As such, school readiness is not only about teaching children basic language and mathematics skills but is also about promoting self-regulation. Although beneficial for all children, these early childhood learning opportunities are especially important for children in disadvantaged groups as they play a critical role in reducing the impact of negative early experiences and in redirecting their development into a more productive trajectory.
There are no hard and fast rules when it comes to deciding how many days your child should attend preschool. Whether your child attends three, four, or five mornings per week is ultimately a personal decision based on the child’s particular needs and family. That being said, there is one critical factor parents should not overlook in this important decision: consistency.
When a child attends preschool on a consistent basis, typically four consecutive days and often full-time five days per week enrollment, experience has shown that regularity of attendance with the same group of students and teachers encourages the child’s sense of security and self-confidence. The importance of routines and consistency for children cannot be overemphasized.
Why is early childhood education important?
A child’s early years are the foundation for his or her future development, providing a strong base for lifelong learning and learning abilities, including cognitive and social development.
Early childhood is a crucial stage of life in terms of a child’s physical, intellectual, emotional, and social development. Growth of mental and physical abilities progresses at an astounding rate and a very high proportion of learning occurs from birth to age six.
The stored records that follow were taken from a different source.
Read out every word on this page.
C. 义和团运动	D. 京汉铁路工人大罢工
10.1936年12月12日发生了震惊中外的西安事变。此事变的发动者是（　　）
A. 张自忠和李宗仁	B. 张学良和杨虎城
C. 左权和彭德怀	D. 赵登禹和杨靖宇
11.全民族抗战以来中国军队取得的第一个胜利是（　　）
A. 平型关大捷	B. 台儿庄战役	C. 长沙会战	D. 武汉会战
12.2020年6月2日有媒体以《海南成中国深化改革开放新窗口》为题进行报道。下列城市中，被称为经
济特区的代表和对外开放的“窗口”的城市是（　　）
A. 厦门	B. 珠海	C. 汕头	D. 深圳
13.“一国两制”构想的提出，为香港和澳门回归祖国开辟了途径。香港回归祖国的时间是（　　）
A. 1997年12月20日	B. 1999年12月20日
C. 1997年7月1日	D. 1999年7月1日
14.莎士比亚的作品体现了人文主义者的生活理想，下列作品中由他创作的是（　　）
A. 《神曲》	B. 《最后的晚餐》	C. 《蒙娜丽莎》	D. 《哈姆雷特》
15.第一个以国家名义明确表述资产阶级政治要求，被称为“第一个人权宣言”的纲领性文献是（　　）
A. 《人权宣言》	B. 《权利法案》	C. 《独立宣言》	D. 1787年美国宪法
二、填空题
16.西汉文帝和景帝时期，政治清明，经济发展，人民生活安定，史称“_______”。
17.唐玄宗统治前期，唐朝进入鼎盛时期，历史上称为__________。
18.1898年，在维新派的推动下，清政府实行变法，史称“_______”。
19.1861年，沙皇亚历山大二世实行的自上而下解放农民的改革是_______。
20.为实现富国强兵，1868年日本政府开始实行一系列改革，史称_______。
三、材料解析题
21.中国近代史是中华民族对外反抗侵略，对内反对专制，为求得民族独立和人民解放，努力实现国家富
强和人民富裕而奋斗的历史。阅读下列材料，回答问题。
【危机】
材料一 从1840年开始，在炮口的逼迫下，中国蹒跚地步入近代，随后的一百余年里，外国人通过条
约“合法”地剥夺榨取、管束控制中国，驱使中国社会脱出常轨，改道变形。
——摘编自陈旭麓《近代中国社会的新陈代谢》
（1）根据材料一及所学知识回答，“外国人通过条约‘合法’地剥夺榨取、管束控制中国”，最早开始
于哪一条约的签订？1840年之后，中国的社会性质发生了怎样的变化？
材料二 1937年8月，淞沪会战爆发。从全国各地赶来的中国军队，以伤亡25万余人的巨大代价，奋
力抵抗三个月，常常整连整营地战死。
It is a time when children particularly need high-quality personal care and learning experiences.
If your child is between the ages of three and six and attends a preschool or kindergarten program, the National Association for the Education of Young Children (NAEYC) suggests you look for these 10 signs to make sure your child is in a good classroom.
- Children spend most of their time playing and working with materials or other children. They do not wander aimlessly and they are not expected to sit quietly for long periods of time.
- Children have access to various activities throughout the day. Look for assorted building blocks and other construction materials, props for pretend play, picture books, paints and other art materials, and table toys such as matching games, pegboards, and puzzles. All the children should not necessarily be doing the same activity at the same time.
- Teachers work with individual children, small groups, and the whole group at different times during the day. They do not spend all their time with the whole group.
- The classroom is decorated with children’s original artwork, their own writing with invented spelling, and stories dictated by children to teachers.
- Children learn numbers and the alphabet in the context of their everyday experiences. The natural world of plants and animals and meaningful activities like cooking, attendance, or serving snacks provide the basis for learning activities.
- Children work on projects and have long periods of time (at least one hour) to play and explore. Worksheets are used little, if at all.
- Children have an opportunity to play outside every day. Outdoor play is never sacrificed for more instructional time.
- Teachers read books to children individually or in small groups throughout the day, not just at group story time.
- The curriculum is adapted for those who are ahead as well as those who need additional help. Teachers recognize that children’s different backgrounds and experiences mean that they do not learn the same things at the same time in the same way.
- Children and their parents look forward to school. Parents feel secure about sending their children to the program. Children are happy to attend; they do not cry regularly or complain of feeling sick.